The RP’s Provocation
Now that the Mitt Romney has won the GOP Presidential primary (OK, it’s not official, but it’s been pretty much declared by the GOP Establishment and the mainstream media), it’s time to start prognosticating about who will be his selection as the Vice Presidential nominee.
So today at The Recovering Politician, our contributors will make their best guesses over the course of the day in our irregular Monday feature, “The RPs Debate.”
Tune in every half hour or so for a new response, featuring our bi-partisan, multi-cultural, and sometimes, downright wacky former politicians and Friends of RP.
And of course, you are welcomed — prodded even — to contribute your thoughts in the comments section below. At the end of the day, I will post the best entries on the site.
So I will get things started. (I can’t be any worse than with my NCAA bracket. Tied for 60th out of 77? Ouch.)

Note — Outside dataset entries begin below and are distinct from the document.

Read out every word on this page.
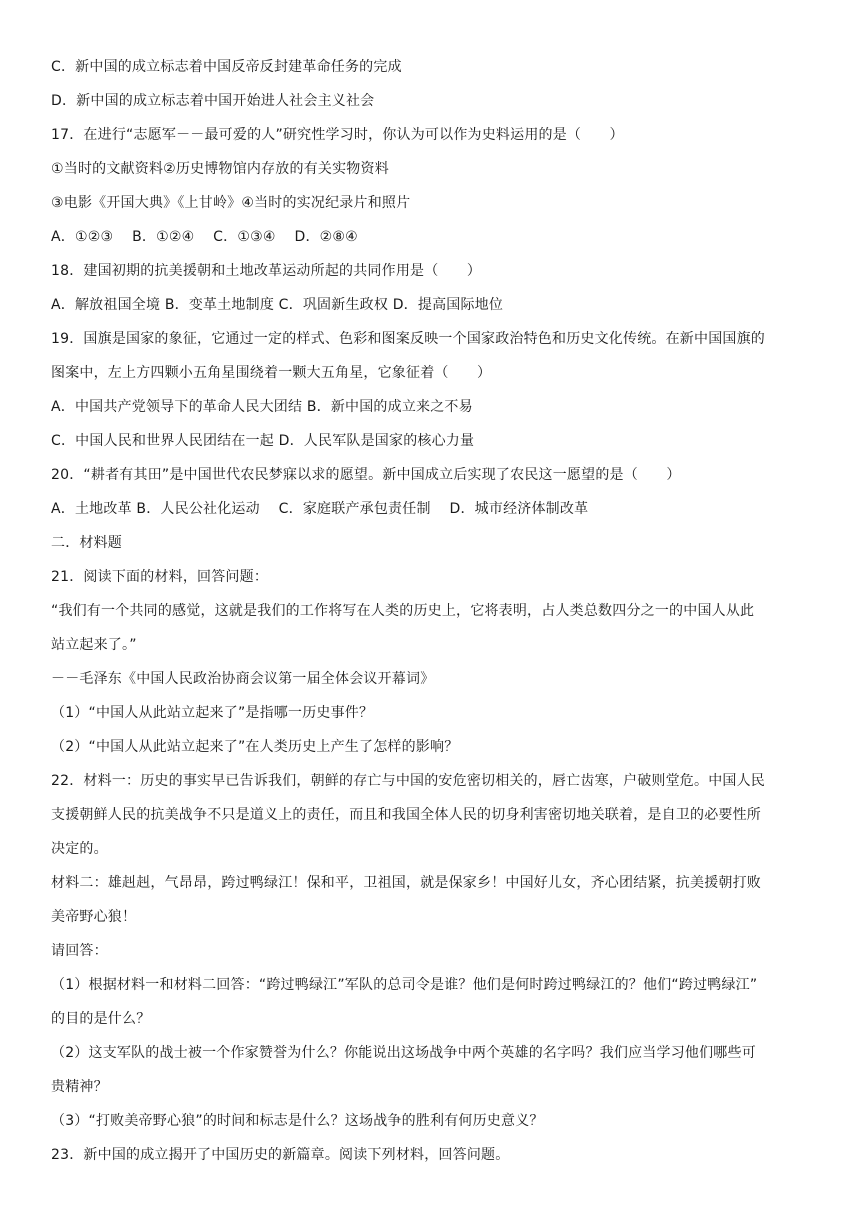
C．新中国的成立标志着中国反帝反封建革命任务的完成
D．新中国的成立标志着中国开始进人社会主义社会
17．在进行“志愿军－－最可爱的人”研究性学习时，你认为可以作为史料运用的是（　　）
①当时的文献资料②历史博物馆内存放的有关实物资料
③电影《开国大典》《上甘岭》④当时的实况纪录片和照片
A．①②③　 B．①②④　 C．①③④　 D．②⑧④
18．建国初期的抗美援朝和土地改革运动所起的共同作用是（　　）
A．解放祖国全境 B．变革土地制度 C．巩固新生政权 D．提高国际地位
19．国旗是国家的象征，它通过一定的样式、色彩和图案反映一个国家政治特色和历史文化传统。在新中国国旗的
图案中，左上方四颗小五角星围绕着一颗大五角星，它象征着（　　）
A．中国共产党领导下的革命人民大团结 B．新中国的成立来之不易
C．中国人民和世界人民团结在一起 D．人民军队是国家的核心力量
20．“耕者有其田”是中国世代农民梦寐以求的愿望。新中国成立后实现了农民这一愿望的是（　　）
A．土地改革 B．人民公社化运动　 C．家庭联产承包责任制　 D．城市经济体制改革
二．材料题
21．阅读下面的材料，回答问题：
“我们有一个共同的感觉，这就是我们的工作将写在人类的历史上，它将表明，占人类总数四分之一的中国人从此
站立起来了。”
－－毛泽东《中国人民政治协商会议第一届全体会议开幕词》
（1）“中国人从此站立起来了”是指哪一历史事件？
（2）“中国人从此站立起来了”在人类历史上产生了怎样的影响？
22．材料一：历史的事实早已告诉我们，朝鲜的存亡与中国的安危密切相关的，唇亡齿寒，户破则堂危。中国人民
支援朝鲜人民的抗美战争不只是道义上的责任，而且和我国全体人民的切身利害密切地关联着，是自卫的必要性所
决定的。
材料二：雄赳赳，气昂昂，跨过鸭绿江！保和平，卫祖国，就是保家乡！中国好儿女，齐心团结紧，抗美援朝打败
美帝野心狼！
请回答：
（1）根据材料一和材料二回答：“跨过鸭绿江”军队的总司令是谁？他们是何时跨过鸭绿江的？他们“跨过鸭绿江”
的目的是什么？
（2）这支军队的战士被一个作家赞誉为什么？你能说出这场战争中两个英雄的名字吗？我们应当学习他们哪些可
贵精神？
（3）“打败美帝野心狼”的时间和标志是什么？这场战争的胜利有何历史意义？
23．新中国的成立揭开了中国历史的新篇章。阅读下列材料，回答问题。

The 2012 Republican nominee for Vice President of the United States will be…U.S. Senator Rob Portman from Ohio.
Portman is the rare pol who’s both beloved by the GOP base and respected across the aisle. He has an extraordinary resume, with pretty much every box checked from elite education to congressional service to senior executive branch positions.
(Only flaw: Unlike the dude who recently quit Goldman Sachs, Portman did NOT medal in the Ping Pong competition at the Maccabiah Games)
But ultimately, Portman fulfills 2 central criteria for an outstanding running mate:
#2 — He can help deliver a must-win state for Romney — Ohio
#1 — Do no harm. Especially in the post-Palin era, the last thing Romney needs is a VP candidate who will mire him in cycles of bad media. Portman has been fully vetted over the years, and like the boss, he’s kinda boring.
Yes, I said it: I claim Portman’s so-called leading flaw is actually a tremendous strength. The Romney camp has understood for the entire campaign that boring is good — it is only when Romney went off script that he’s picked up problems.
Romney/Portman — It’s time for a return to Don Draper’s America. What do you think?